Ph.D., Pennsylvania State University, 2006
Urban Sociology, Racial and Ethnic Relations, Immigration, Sexual Risk Behavior, Health
mgreif@gsu.edu
1053 General Classroom Building
(404) 413-6515
Research and Teaching Interests:
I currently focus on several important topics regarding race, urban sociology, and health in developing countries. I continue to examine the dramatic transformations in racial diversity currently underway in Los Angeles neighborhoods, and develop a multilevel framework for understanding interracial and interethnic differences in neighborhood attachment (i.e., expression of local sentiment and satisfaction, as well as behavioral engagement via neighboring and organizational participation). I also explore patterns of transnationalism (e.g., immigrants* sustained social, political, and economic connections with their former countries), which is an increasingly relevant aspect of the immigrant experience. In particular, I investigate how dual citizenship, ingroup attachment, and assimilation impact Asian and Hispanic immigrants* provision of monetary remittances to individuals in their native countries.

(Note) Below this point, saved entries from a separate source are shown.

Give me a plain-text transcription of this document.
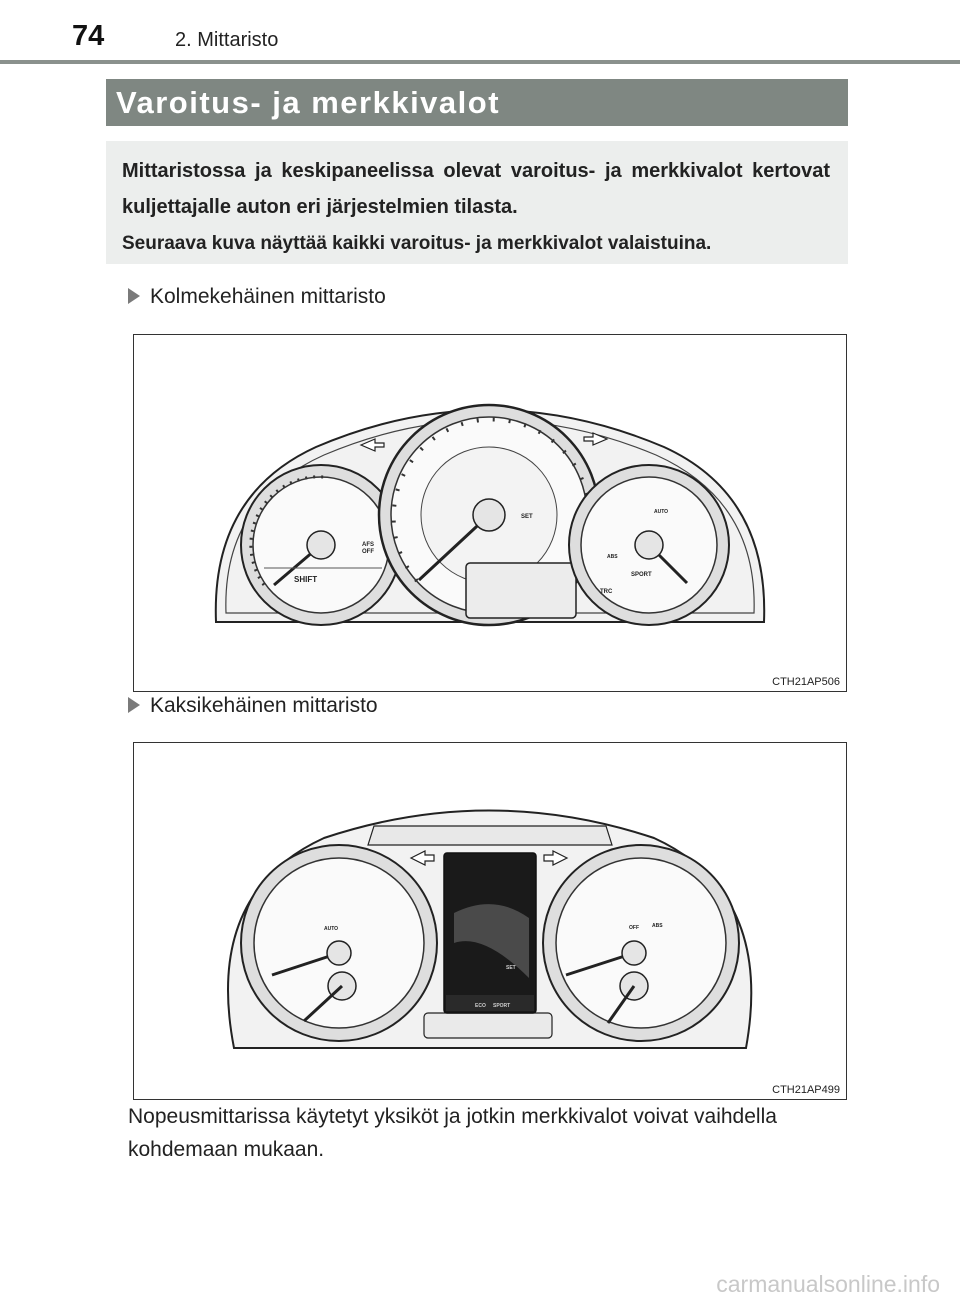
74	2. Mittaristo
Varoitus- ja merkkivalot

Mittaristossa ja keskipaneelissa olevat varoitus- ja merkkivalot kertovat kuljettajalle auton eri järjestelmien tilasta.

Seuraava kuva näyttää kaikki varoitus- ja merkkivalot valaistuina.

Kolmekehäinen mittaristo
SHIFT
AFS
OFF
SET
SPORT
TRC
AUTO
ABS
CTH21AP506
Kaksikehäinen mittaristo
AUTO
SET
ECO SPORT
OFF	ABS
CTH21AP499
Nopeusmittarissa käytetyt yksiköt ja jotkin merkkivalot voivat vaihdella kohdemaan mukaan.
carmanualsonline.info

I am also focusing on the link between residential mobility/migration and sexual risk behavior in Africa as well as in the United States. I explore how migration to (and residence in) harsh urban slums in Nairobi, Kenya affects sexual risk outcomes, including early age at first sex, lack of condom use, and multiple sexual partnership. The importance of this research is driven by the spread of HIV in sub-Saharan Africa. By highlighting the role of residential migration and the dissimilarity between previous residence and current slum context, this research presents a model that has not been sufficiently explored by relevant literature. In an extension of this idea, these patterns were explored across five African cities, including Nairobi, Ghana, Tanzania, Zimbabwe, and Uganda in order to establish whether the slum environment exerts a uniformly negative effect on all residents, which is an important consideration when forming policy suggestions for effective HIV interventions. This model will be applied to research on respondents in Los Angeles County, considering not only the effect of impoverished neighborhood residence on sexual risk outcomes, but also the influence of residence in ethnic enclaves on sexual behavior among Asians and Hispanics.